At June 30, 2018, the Company had $40,000 available under its $40,000 revolving credit agreement with an affiliate of its principal shareholder and chairman of its board of directors, Phillip Frost, M.D. The revolving credit agreement matures on August 25, 2021.

On April 21, 2017, Securities America Financial Corporation ("SAFC") entered into an amended and restated loan agreement with a financial institution. The loan agreement modified the interest rate for new loans under SAFC's revolving credit facility to prime plus 2.25%. As of June 30, 2018, SAFC had $1,000 of availability under the revolving credit facility. This loan agreement also provides for an additional term loan in the aggregate principal amount of $8,000 subject to certain conditions. This second term loan bears interest at 5.75%, with a maturity date of May 1, 2020. The loans are collateralized by the assets of SAFC and Securities America Advisors, Inc.
 
On November 21, 2017, the Company sold $72,500 principal amount of its 6.5% senior notes due November 2027 ("6.5% Senior Notes"). Interest on the 6.5% Senior Notes accrues from November 21, 2017 and is paid quarterly in arrears on March 31, June 30, September 30 and December 31 of each year. The Company may redeem the 6.5% Senior Notes in whole or in part on or after November 30, 2020, at its option, at a redemption price equal to 100% of their principal amount, plus accrued and unpaid interest.

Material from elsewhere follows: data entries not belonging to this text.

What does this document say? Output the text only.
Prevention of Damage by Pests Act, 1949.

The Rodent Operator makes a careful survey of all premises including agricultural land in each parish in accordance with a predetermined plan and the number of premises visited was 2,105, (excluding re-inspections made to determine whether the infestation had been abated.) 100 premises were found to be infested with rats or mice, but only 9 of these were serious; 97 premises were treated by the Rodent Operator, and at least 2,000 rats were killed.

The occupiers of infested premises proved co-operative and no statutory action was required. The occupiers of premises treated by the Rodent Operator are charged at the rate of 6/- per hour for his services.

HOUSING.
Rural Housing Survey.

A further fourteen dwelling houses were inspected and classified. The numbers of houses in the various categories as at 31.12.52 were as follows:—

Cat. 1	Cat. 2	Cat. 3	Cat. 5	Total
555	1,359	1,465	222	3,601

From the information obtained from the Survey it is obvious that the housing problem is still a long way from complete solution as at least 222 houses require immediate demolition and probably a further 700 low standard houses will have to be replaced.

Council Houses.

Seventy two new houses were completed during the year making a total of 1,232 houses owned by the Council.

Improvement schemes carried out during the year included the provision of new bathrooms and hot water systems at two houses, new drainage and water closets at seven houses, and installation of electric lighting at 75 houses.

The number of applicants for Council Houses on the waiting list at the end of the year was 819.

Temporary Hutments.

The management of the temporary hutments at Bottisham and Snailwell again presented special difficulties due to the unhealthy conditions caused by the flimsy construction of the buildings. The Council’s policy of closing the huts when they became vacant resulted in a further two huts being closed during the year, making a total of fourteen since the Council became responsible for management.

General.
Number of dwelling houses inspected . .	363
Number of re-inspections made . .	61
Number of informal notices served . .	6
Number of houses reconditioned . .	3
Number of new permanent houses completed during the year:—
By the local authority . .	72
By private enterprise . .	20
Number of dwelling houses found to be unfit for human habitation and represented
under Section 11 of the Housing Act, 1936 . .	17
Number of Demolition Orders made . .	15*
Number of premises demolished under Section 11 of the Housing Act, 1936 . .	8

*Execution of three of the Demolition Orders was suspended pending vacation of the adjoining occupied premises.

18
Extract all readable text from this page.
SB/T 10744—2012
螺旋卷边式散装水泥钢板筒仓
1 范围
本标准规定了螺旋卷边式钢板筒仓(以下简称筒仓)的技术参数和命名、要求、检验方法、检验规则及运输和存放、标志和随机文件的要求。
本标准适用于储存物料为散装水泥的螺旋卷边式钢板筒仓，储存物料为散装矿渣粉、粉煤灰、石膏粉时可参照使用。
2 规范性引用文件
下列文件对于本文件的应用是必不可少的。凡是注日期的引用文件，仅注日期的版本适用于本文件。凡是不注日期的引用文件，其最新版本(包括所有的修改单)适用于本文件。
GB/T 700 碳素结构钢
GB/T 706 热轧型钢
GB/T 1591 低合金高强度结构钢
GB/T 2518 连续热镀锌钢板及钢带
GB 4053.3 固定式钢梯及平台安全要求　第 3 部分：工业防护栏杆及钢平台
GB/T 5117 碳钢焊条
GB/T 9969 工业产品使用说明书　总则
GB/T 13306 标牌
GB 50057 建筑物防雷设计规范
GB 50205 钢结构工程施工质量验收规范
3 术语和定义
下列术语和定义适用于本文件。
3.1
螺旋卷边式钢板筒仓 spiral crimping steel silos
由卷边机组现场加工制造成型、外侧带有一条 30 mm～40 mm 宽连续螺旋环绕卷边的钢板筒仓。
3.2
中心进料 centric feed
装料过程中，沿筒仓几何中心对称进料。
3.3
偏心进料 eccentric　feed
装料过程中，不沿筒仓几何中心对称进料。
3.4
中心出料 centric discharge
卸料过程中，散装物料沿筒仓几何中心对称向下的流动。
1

On December 12, 2017, the underwriters exercised their option to purchase an additional $4,069 principal amount of the 6.5% Senior Notes, which resulted in total gross proceeds of $76,569, before deducting the underwriting discount paid to unaffiliated underwriters and offering expenses aggregating $3,313, including $1,187 of brokerage commissions earned by employees of Ladenburg, which served as the lead underwriter in the offering. In February 2018, the Company entered into a note distribution agreement under which the Company may sell up to $25,000 principal amount of additional 6.5% Senior Notes from time to time in an "at the market" offering in accordance with Rule 415 under the Securities Act. During the six months ended June 30, 2018, the Company sold $6,198 principal amount of 6.5% Senior Notes pursuant to the "at the market" offering. Ladenburg is acting as the representative of the agents named in the note distribution agreement in the "at the market" offering and may receive commissions of up to 2% of gross sales.

On May 22, 2018, the Company sold $40,000 principal amount of its 7% senior notes due May 2028 ("7% Senior Notes") pursuant to an underwritten offering. Interest on the 7% Senior Notes accrues from May 30, 2018 and is paid quarterly in arrears on March 31, June 30, September 30 and December 31 of each year. The Company may redeem the 7% Senior Notes in whole or in part on or after May 31, 2021, at its option, at a redemption price equal to 100% of their principal amount, plus accrued and unpaid interest. On June 22, 2018, the underwriters exercised their option to purchase an additional $1,412 principal amount of the 7% Senior Notes, which resulted in total gross proceeds of $41,412, before deducting the underwriting discount paid to unaffiliated underwriters and offering expenses aggregating $1,656, including $527 of brokerage commissions earned by employees of Ladenburg, which served as the lead underwriter in the offering. In June 2018, the Company entered into a note distribution agreement under which the Company may sell up to $25,000 principal amount of additional 7% Senior Notes from time to time in an "at the market" offering. During the six months ended June 30, 2018, the Company sold $754 principal amount of 7% Senior Notes pursuant to the "at the market" offering. Ladenburg is acting as the representative of the agents named in the note distribution agreement in the "at the market" offering and may receive commissions of up to 2% of gross sales.

In July 2018, the Company and two of its subsidiaries prepaid, without penalty, the remaining loan balances, including accrued interest, in the aggregate amount of $14,978 for the notes payable to the former KMS, SSN and Highland shareholders and to a bank under a subsidiary's term loan.